When floodwaters rose last season, a single image circulated that captured what statistics often hide: a woman wading through waist-deep water, carrying her child on one hip and a trembling dog in the other arm. That photo is not just a moment of survival — it is a reminder that humanitarian crises do not separate human lives from animal lives.
The scale is staggering. According to UNHCR’s Global Trends report, about 108.4 million people were forcibly displaced worldwide in 2023 — each person carrying stories, losses, and often the animals that are part of their household and recovery efforts (UNHCR Global Trends 2023). At the same time, scientific assessments warn that biodiversity is under severe pressure: the IPBES global assessment estimates roughly 1 million species are threatened with extinction without urgent action (IPBES).
Why animal-inclusive rescue matters
When rescue programs ignore animals, families sometimes refuse to evacuate, pets suffer, and the wider ecosystem loses vital support for human recovery. Organizations on the ground are changing that picture by integrating animal welfare into humanitarian response.
- Humanitarian safety — keeping people and their animals together improves uptake of evacuation and sheltering programs.
- Public health — veterinary care and humane handling reduce risk of zoonotic disease and protect livelihoods.
- Ecosystem resilience — saving livestock and local wildlife supports food security and community recovery.
Groups such as World Animal Protection have developed disaster-response toolkits to protect animals in crises, while humanitarian organizations like the International Rescue Committee and medical teams like Médecins Sans Frontières increasingly coordinate to deliver integrated aid. Conservation science and advocacy from bodies like the IUCN Red List and IPBES push for policies that treat animal welfare as part of resilient societies.
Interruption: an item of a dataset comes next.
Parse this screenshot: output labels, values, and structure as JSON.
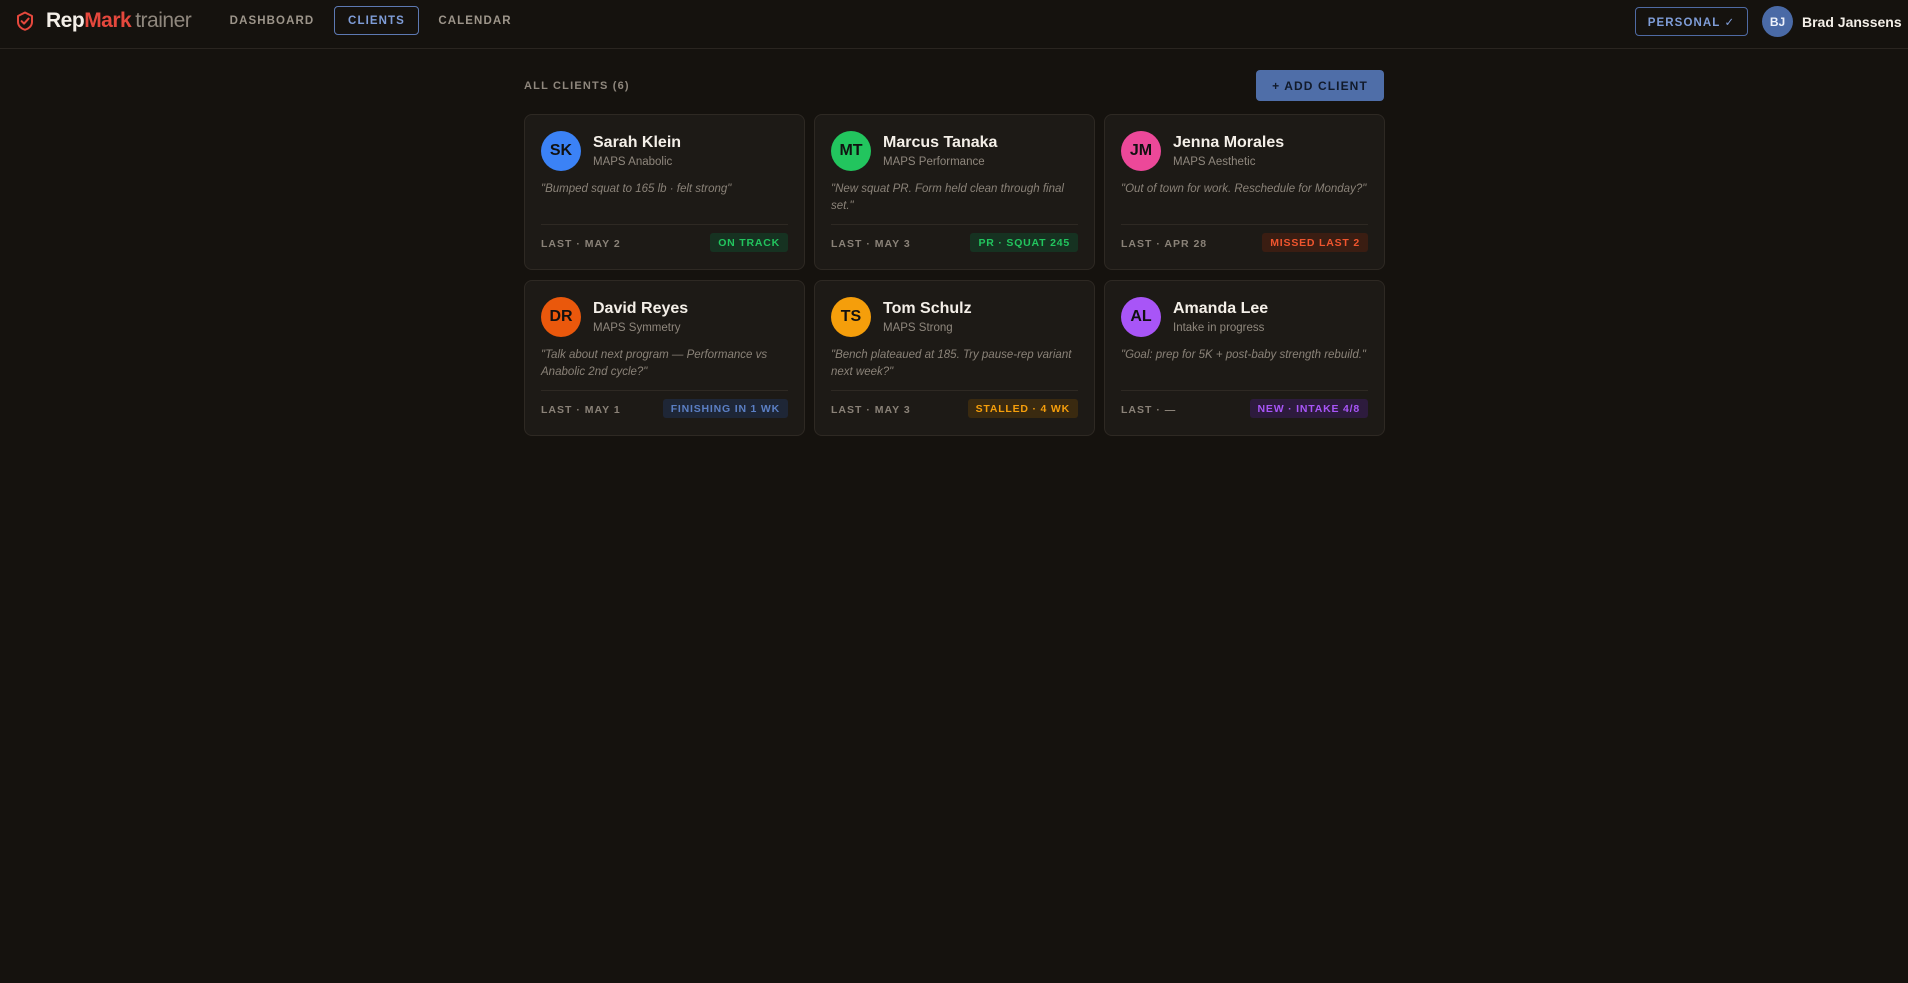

"When communities and their animals are saved together, recovery is faster and dignity is preserved."
That principle is already guiding practical programs: mobile veterinary clinics in disaster zones, animal-inclusive shelter protocols, and community trainings that blend livelihood support with ecosystem restoration.
How you can help right now
There is space for everyone to act. Here are simple, effective steps:
- Support organizations doing integrated work — donate or sign up to volunteer with groups such as World Animal Protection, International Rescue Committee, or Humane Society International.
- Advocate for animal-inclusive disaster planning with local authorities and shelters; share evidence that humane rescue saves lives and speeds recovery.
- Learn and spread facts: read authoritative reports from IPBES and UNHCR and bring those insights to your community groups.
Crises will continue, but how we respond defines our shared future. By recognizing that animal welfare, rescue programs, advocacy, and global solidarity are part of the same mission, we can save more lives and rebuild more resilient communities. Join the movement to make rescue truly inclusive — for people, for animals, and for the ecosystems that bind us.